My second point leads to a question. Almost all of the examples Winner uses in this chapter come from the world of manufacturing: McCormick’s reaper factory, Engels’s thoughts about industrial organization in Manchester, various debates about nuclear power plants and their acceptable or unacceptable fuels. How do these ideas about technology and politics shift when the context is not manufacturing, but rather the production, management, and distribution of information? Do all the factors need to be thoroughly recalibrated, or can we get by with minor adjustments?

3 Comments

  1. This is an excellent question, particularly since so many of the discussion about contemporary developments in information technology are premised on some notion of the essential characteristics of technologies or thinks (for example, the oft-repeated notion that "information wants to be free." Often these arguments are naively determinist: simply having access to networked communications will lead to xxx (where xxx = democracy, free market capitalism, secularization, whatever…)

    The history that I turn to most in teaching on these issues is the history of the postal network in the United States, which is constructed, quite deliberately in such a way as to embody and reinforce representative democracy. Richard John's work is a good starting point, and David Henkins has a fabulous new book on the mid-19th century postal reform. There are similar discussions about the relationship between the architecture and "politics" of the telephone and telegraph networks. The weakest link is the Internet literature, which tends to fall into simplistic essentialism. One of the better histories here is Janet Abbate's book, which contains an extended discussion of the Cold War political context of the development of packet switching (and no, the arguments here is not that the ARPAnet was designed to survive a nuclear attack — it was not).

  2. I'm very much interested in the question, too. Considering the date of the book, I observe that the U.S. has not yet shifted far to an information economy. The computing and communications revolutions of the 80s and 90s gave the information economy a serious boost, to say the least.

    With respect to technology, the democratization of production been as one of the long-view effects of innovation and efficiency. But it has been modest in manufacturing and other materials-based processes, I think, but especially acute with anything in the digital realm. Many, many people now possess the tools to make films and photos (though the quality varies widely), else YouTube and Flicker would not exist. Similar effects are found in print and electronic publication. And although file-sharing isn't production per se, the ability of the user to duplicate and distribute media has resulted in content creators' inability to derive revenue from their own efforts.

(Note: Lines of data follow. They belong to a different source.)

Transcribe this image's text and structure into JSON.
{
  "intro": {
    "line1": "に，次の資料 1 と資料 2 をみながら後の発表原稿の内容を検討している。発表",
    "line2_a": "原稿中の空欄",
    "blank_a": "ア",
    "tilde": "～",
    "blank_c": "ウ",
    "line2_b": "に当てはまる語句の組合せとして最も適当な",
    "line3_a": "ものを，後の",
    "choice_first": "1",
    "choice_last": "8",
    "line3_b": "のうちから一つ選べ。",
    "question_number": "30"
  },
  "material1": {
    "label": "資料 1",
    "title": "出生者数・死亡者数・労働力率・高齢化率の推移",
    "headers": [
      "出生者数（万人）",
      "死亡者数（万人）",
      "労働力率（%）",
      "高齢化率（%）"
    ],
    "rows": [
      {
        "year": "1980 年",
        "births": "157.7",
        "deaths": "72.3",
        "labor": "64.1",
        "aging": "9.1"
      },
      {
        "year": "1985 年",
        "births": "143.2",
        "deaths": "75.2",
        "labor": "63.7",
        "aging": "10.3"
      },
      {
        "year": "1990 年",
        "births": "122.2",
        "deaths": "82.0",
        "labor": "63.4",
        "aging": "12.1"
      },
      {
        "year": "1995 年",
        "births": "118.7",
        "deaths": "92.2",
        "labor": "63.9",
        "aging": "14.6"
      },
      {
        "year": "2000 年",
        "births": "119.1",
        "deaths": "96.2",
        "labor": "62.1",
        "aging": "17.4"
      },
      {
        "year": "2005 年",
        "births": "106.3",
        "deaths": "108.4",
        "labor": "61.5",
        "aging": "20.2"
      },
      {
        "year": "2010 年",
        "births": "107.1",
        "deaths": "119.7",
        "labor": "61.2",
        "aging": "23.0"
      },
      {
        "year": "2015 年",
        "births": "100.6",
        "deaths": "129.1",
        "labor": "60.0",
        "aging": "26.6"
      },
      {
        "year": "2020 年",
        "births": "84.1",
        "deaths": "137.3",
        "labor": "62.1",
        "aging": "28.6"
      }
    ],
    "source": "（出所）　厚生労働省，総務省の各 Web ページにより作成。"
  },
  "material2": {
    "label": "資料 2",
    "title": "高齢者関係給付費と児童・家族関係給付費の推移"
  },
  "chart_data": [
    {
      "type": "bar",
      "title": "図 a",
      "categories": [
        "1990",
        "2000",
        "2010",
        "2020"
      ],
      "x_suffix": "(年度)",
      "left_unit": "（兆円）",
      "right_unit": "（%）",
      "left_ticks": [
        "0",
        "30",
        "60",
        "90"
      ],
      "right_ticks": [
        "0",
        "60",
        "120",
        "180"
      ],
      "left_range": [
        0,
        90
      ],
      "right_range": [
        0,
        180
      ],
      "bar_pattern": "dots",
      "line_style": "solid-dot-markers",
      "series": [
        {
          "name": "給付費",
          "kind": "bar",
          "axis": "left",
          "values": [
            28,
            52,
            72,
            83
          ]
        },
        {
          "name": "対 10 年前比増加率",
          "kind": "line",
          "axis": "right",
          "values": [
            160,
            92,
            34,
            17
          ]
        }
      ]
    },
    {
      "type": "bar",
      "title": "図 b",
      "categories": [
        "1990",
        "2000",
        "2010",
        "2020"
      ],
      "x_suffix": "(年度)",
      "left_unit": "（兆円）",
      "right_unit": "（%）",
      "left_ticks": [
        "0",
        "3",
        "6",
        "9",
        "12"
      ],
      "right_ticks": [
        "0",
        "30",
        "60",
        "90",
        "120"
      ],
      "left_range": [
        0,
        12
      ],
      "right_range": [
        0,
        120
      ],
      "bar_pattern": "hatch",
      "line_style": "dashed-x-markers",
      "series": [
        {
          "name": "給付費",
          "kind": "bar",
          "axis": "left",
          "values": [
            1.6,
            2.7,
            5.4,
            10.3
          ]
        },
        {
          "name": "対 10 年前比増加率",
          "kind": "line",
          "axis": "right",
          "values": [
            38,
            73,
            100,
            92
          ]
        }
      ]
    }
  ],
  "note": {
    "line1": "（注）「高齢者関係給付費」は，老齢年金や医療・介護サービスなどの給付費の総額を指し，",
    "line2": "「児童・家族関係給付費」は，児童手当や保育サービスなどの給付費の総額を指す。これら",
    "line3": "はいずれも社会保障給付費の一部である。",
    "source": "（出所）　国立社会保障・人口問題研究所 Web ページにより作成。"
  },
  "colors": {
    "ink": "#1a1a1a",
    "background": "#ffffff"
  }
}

    So old expectations apply with respect to coffee beans and blue jeans: someone else makes them and we buy them. But with movies, music, news, books, etc., we are increasingly making our own and getting access to those made by others for free, often illegally.

  3. I once read a great little book that was essentially a Marxist analysis of the screensaver. Alas, I have since lost track of the book, and don't have a copy handy, but if I remember correctly the basic argument was the screensavers, like many other computer technologies, provided the illusion of control and autonomy while reinforcing the structures of corporate surveillance and control. You might be able to choose your fonts, background colors, and screensaver (and email your friends, update Facebook, or post to your blog, all during work-time), but your corporate masters still own the means of production, appropriate your surplus value, deskill and routinize your labor, etc., etc. And with computers, they have increasingly fine-grained methods for monitoring your activities, enforcing rules and structuring your work, extracting your knowledge — and in the long term, replacing you altogether.

    I am not endorsing the book or its argument, just noting its existence (there is also out there somewhere a similarly Marxist analysis of Dilbert: you might think by posting Dilbert on your cubicle you are engaged in an act of corporate resistance, but in the end its just false consciousness)

    The point is that another way to think about the applicability of Winner to the information age might be to focus on the ways in which traditional social, economic, and political structures get reconstituted (and depoliticized) in information technologies. There is a little bit of literature on this: Paul Edward's The Closed World: Computers and the Politics of Discourse in Cold War America, Jon Agar's The Government Machine: A Revolutionary History of the Computer, Nathan Ensmenger's recent The Computer Boys Take Over: Computers, Programmers, and the Politics of Technical Expertise. The latter has a discussion of the ways in which particular programming languages are designed to accomplish social and organizational goals. COBOL, for example, was advertised as a language that "could be read by managers" (who often resented the power that the new breed of computer expert seemed to acquire within many organizations).

    In any case, it seems to me that a productive way to think about how well Winner's analysis has aged over time is to think about the relationship between power and technology.